Bilan des marchés obligataires, quid du marché High Yield toujours aussi impressionnant, c’est une revue complète de la stratégie avec mon invité  Eric Pictet Directeur du Bureau de Paris Muzinich & Co.

Voici les derniers commentaires publiées le 30 juin 2014 par Muzinich & Co sur les marchés américains et européens :

Etats-Unis : Les rendements et les spreads ont terminé le semestre à leur niveau le plus bas de l’année, les investisseurs poursuivant leur recherche de rendement dans un environnement de taux d’Etat bas. En juin, la combinaison de statistiques économiques moyennes, la poursuite de la politique accommodante de la Banque Centrale ainsi qu’une volatilité basse ont favorisé les actifs risqués comme le haut rendement ou les actions par rapport aux obligations d’Etat et Investment grade. Le volume des émissions au deuxième trimestre 2014 a été bien plus important qu’en 2013. Ce niveau élevé s’explique par la possibilité pour les sociétés de se refinancer à des taux bas et par l’augmentation des M&A stratégiques. Il est intéressant de noter que des classes d’actifs non corrélées comme l’or, les obligations d’Etat et les actions ont produit des performances positives. Que cela peut-il signifier pour le futur ? Nous pensons que cet environnement actuel plaide pour une prise de risque mesurée, de la discipline dans les investissements et pour la diversification.

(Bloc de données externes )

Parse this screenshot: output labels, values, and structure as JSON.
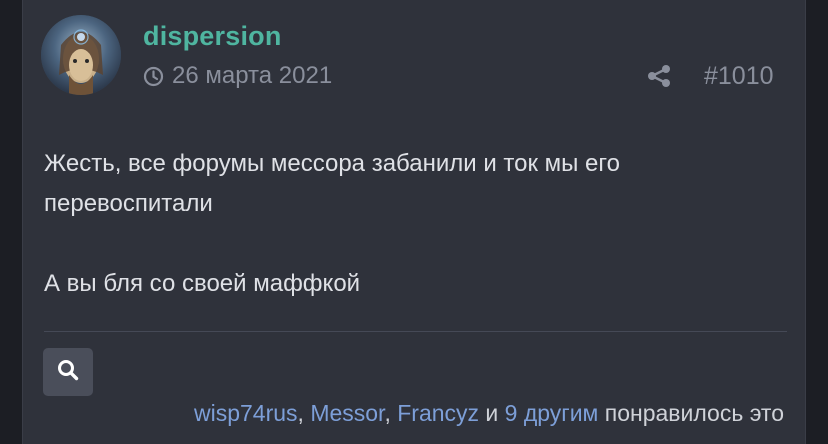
{
  "post": {
    "author": "dispersion",
    "date": "26 марта 2021",
    "post_number": "#1010",
    "paragraphs": [
      "Жесть, все форумы мессора забанили и ток мы его перевоспитали",
      "А вы бля со своей маффкой"
    ]
  },
  "icons": {
    "clock": "clock-icon",
    "share": "share-icon",
    "search": "search-icon"
  },
  "reactions": {
    "users": [
      "wisp74rus",
      "Messor",
      "Francyz"
    ],
    "comma": ",",
    "and": "и",
    "others": "9 другим",
    "suffix": "понравилось это"
  },
  "colors": {
    "background": "#2f323b",
    "username": "#4fb5a0",
    "link": "#7d9fd8",
    "muted": "#8a8f9c",
    "text": "#dfe1e6"
  }
}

Europe : Il y a une quinzaine de jours, les commentaires optimistes de Janet Yellen ont amené un regain d’intérêt pour le risque. Les actions sont montées ainsi que le rendement des obligations d’Etat. Cependant, les annonces récentes de la baisse importante de la croissance du PIB ont amené une baisse des rendements des obligations d’Etat en Europe et ont augmenté les craintes d’une croissance molle dans les pays développés. Comme avant la crise, les rendements des obligations des pays périphériques se sont contractés dans une réaction d’aversion au risque. L’économie américaine a reflété les conditions climatiques et s’est contractée de -2.9% au premier trimestre contre -1% attendu alors que des statistiques économiques faibles en Europe soulignaient l’environnement économique fragile outre atlantique. Alors que nous sommes dans l’attente des effets de l’instauration de taux négatifs par la Banque Centrale Européenne, l’inflation dans la zone euro demeure en dessous de l’objectif pour le 9ème mois consécutif (0.5%). En Angleterre, l’inflation a également baissé (1.5%) mais demeure au-dessus de l’objectif pour le sixième mois consécutif. Ces statistiques augmentent les craintes d’une situation de stagnation à la japonaise en Europe. La production industrielle et le niveau de confiance sont plus faibles qu’attendus et les ventes de détail en Allemagne ont également été décevantes. Alors que l’environnement de taux bas se poursuit en Europe et que la Banque Centrale n’a pas d’autre choix que de maintenir sa politique accommodante, le crédit semble demeurer une classe d’actif appréciée en Europe. Le volume des émissions primaires a été important une fois encore avec beaucoup de demande et des spreads relativement stables dans le marché secondaire. Le volume d’émission devrait maintenant baisser pour des raisons saisonnières alors que nous rentrons dans l’été.

 

Web TV www.labourseetlavie.com : Éric Pictet, bonjour. Vous êtes directeur général du bureau de Paris de Muzinich & Co. On va parler avec vous de dettes, de crédits. Alors, sur ces marchés peut-être, comme on est à moitié de l’année, si on peut refaire un dessin quelque part de ce qui s’est passé depuis le début de l’année, dans quelle ambiance, on peut dire, de marché on a été ?

 

Éric Pictet, Directeur général de Muzinich Associés : On est dans une ambiance assez particulière. Qui aurait pensé avant que le… avant de parler du crédit, de parler des taux d’État, que les taux d’État auraient une telle performance avec une baisse du rendement ? En début d’année, les consensus étaient que les actions allaient bien performer et que les obligations allaient avoir des problèmes. Or aujourd’hui, à mi-année, on se retrouve avec des obligations à 10 ans américain qui sont à 2,5-2,60 qui ont baissé de 50-60 bp alors qu’on les voyait tous, enfin en tout cas le consensus, à 3,40. Bon, on est à un turning point néanmoins, on ne peut pas annualiser les performances en crédit puisque sinon on aurait dû 10 %, ce qui serait un petit peu beaucoup. Mais quand on regarde bien sûr aujourd’hui, 50 à 75 % des performances dans le crédit, cela dépend si on est High Yield sont venues donc de la performance des obligations d’État et de la baisse des taux.

 

Web TV www.labourseetlavie.com : Donc c’est, on va dire, un marché qui a été pris à contre-pied, comme cela arrive parfois, par rapport au consensus ?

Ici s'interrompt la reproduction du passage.